Essa condição sociocultural na qual o Brasil se insere reflete, hoje, para Guilherme, na visão paternalista do Estado como uma entidade que tem como função resolver todos os problemas de todas as esferas sociais e controlá-las, de forma direta ou indireta. Essa visão tem profundas sequelas que impedem a sociedade de avançar em direção a uma maior plenitude no que tange ao respeito às liberdades e aos direitos humanos.
A luz no fim do túnel
O combate aos abusos às liberdades de expressão mantém-se, apesar disso, vivo e atuante. No seu último relatório anual sobre violações à liberdade de expressão, a ARTIGO 19 propõe práticas que podem prevenir que os comunicadores tenham seus direitos feridos, como “adotar um discurso público que contribua à prevenção da violência contra jornalistas” e “respeitar o direito dos jornalistas a manter em sigilo a identidade de suas fontes de informação, suas anotações e outros arquivos pessoais”.

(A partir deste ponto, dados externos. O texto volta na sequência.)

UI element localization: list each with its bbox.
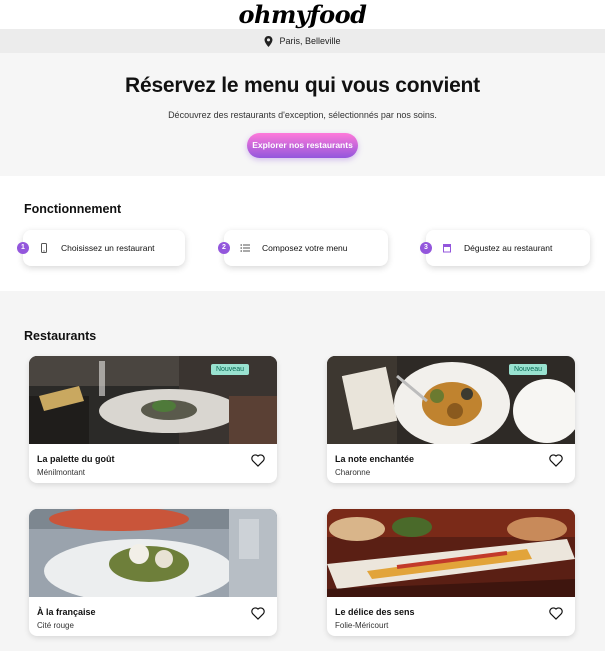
how-it-works-section: Fonctionnement 1 Choisissez un restauran…: [0, 176, 605, 291]
restaurant-photo: Nouveau: [327, 356, 575, 444]
restaurant-area: Cité rouge: [37, 621, 74, 630]
heart-icon[interactable]: [549, 607, 563, 620]
restaurant-name: La palette du goût: [37, 454, 115, 464]
steps-list: 1 Choisissez un restaurant 2 Composez vo…: [17, 230, 590, 280]
hero-section: Réservez le menu qui vous convient Décou…: [0, 53, 605, 176]
header: ohmyfood: [0, 0, 605, 29]
phone-icon: [38, 242, 50, 254]
restaurant-card-francaise[interactable]: À la française Cité rouge: [29, 509, 277, 636]
restaurant-card-delice[interactable]: Le délice des sens Folie-Méricourt: [327, 509, 575, 636]
restaurant-name: La note enchantée: [335, 454, 415, 464]
restaurant-photo: [327, 509, 575, 597]
step-choose-restaurant: 1 Choisissez un restaurant: [17, 230, 185, 266]
list-icon: [239, 242, 251, 254]
location-bar: Paris, Belleville: [0, 29, 605, 53]
step-label: Composez votre menu: [262, 243, 348, 253]
restaurants-section: Restaurants Nouveau La palette du goût M…: [0, 291, 605, 651]
restaurant-card-note[interactable]: Nouveau La note enchantée Charonne: [327, 356, 575, 483]
map-pin-icon: [265, 35, 273, 47]
heart-icon[interactable]: [549, 454, 563, 467]
step-compose-menu: 2 Composez votre menu: [218, 230, 388, 266]
location-text: Paris, Belleville: [279, 36, 341, 46]
restaurant-photo: [29, 509, 277, 597]
restaurant-card-palette[interactable]: Nouveau La palette du goût Ménilmontant: [29, 356, 277, 483]
step-label: Dégustez au restaurant: [464, 243, 553, 253]
step-number: 3: [420, 242, 432, 254]
logo[interactable]: ohmyfood: [239, 0, 367, 29]
step-taste-restaurant: 3 Dégustez au restaurant: [420, 230, 590, 266]
restaurants-title: Restaurants: [24, 329, 97, 343]
heart-icon[interactable]: [251, 454, 265, 467]
step-label: Choisissez un restaurant: [61, 243, 155, 253]
explore-restaurants-button[interactable]: Explorer nos restaurants: [247, 133, 358, 158]
how-it-works-title: Fonctionnement: [24, 202, 122, 216]
hero-subtitle: Découvrez des restaurants d'exception, s…: [168, 110, 437, 120]
new-badge: Nouveau: [508, 364, 547, 375]
store-icon: [441, 242, 453, 254]
step-number: 2: [218, 242, 230, 254]
heart-icon[interactable]: [251, 607, 265, 620]
hero-title: Réservez le menu qui vous convient: [125, 74, 480, 97]
restaurant-area: Charonne: [335, 468, 371, 477]
restaurant-photo: Nouveau: [29, 356, 277, 444]
restaurant-area: Folie-Méricourt: [335, 621, 389, 630]
step-number: 1: [17, 242, 29, 254]
restaurant-name: Le délice des sens: [335, 607, 415, 617]
new-badge: Nouveau: [210, 364, 249, 375]
restaurant-area: Ménilmontant: [37, 468, 86, 477]
restaurant-name: À la française: [37, 607, 96, 617]
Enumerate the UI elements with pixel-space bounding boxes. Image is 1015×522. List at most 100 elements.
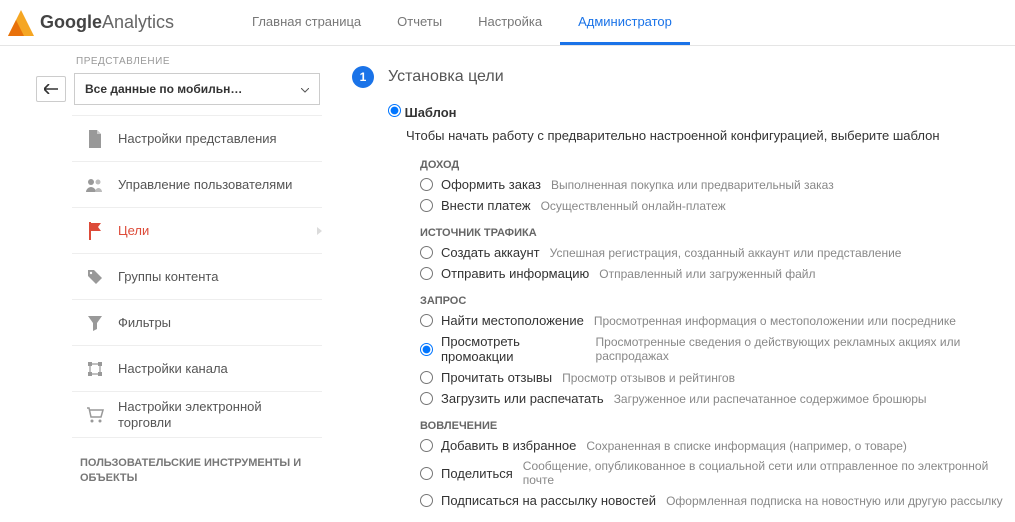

Ele propuseram, também, medidas para a proteção dos comunicadores e rompimento com a impunidade dos agressores, como “condenar a violência e ataques contra comunicadores”; “proteger comunicadores que cobrem situações de maior risco, como protestos e eleições”; e “remover obstáculos legais à investigação e sanção sobre delitos mais graves contra jornalistas”. Sendo essas recomendações adotadas, o exercício da comunicação e promoção da transparência em diversos campos à sociedade dá um largo passo em direção à segurança e liberdade.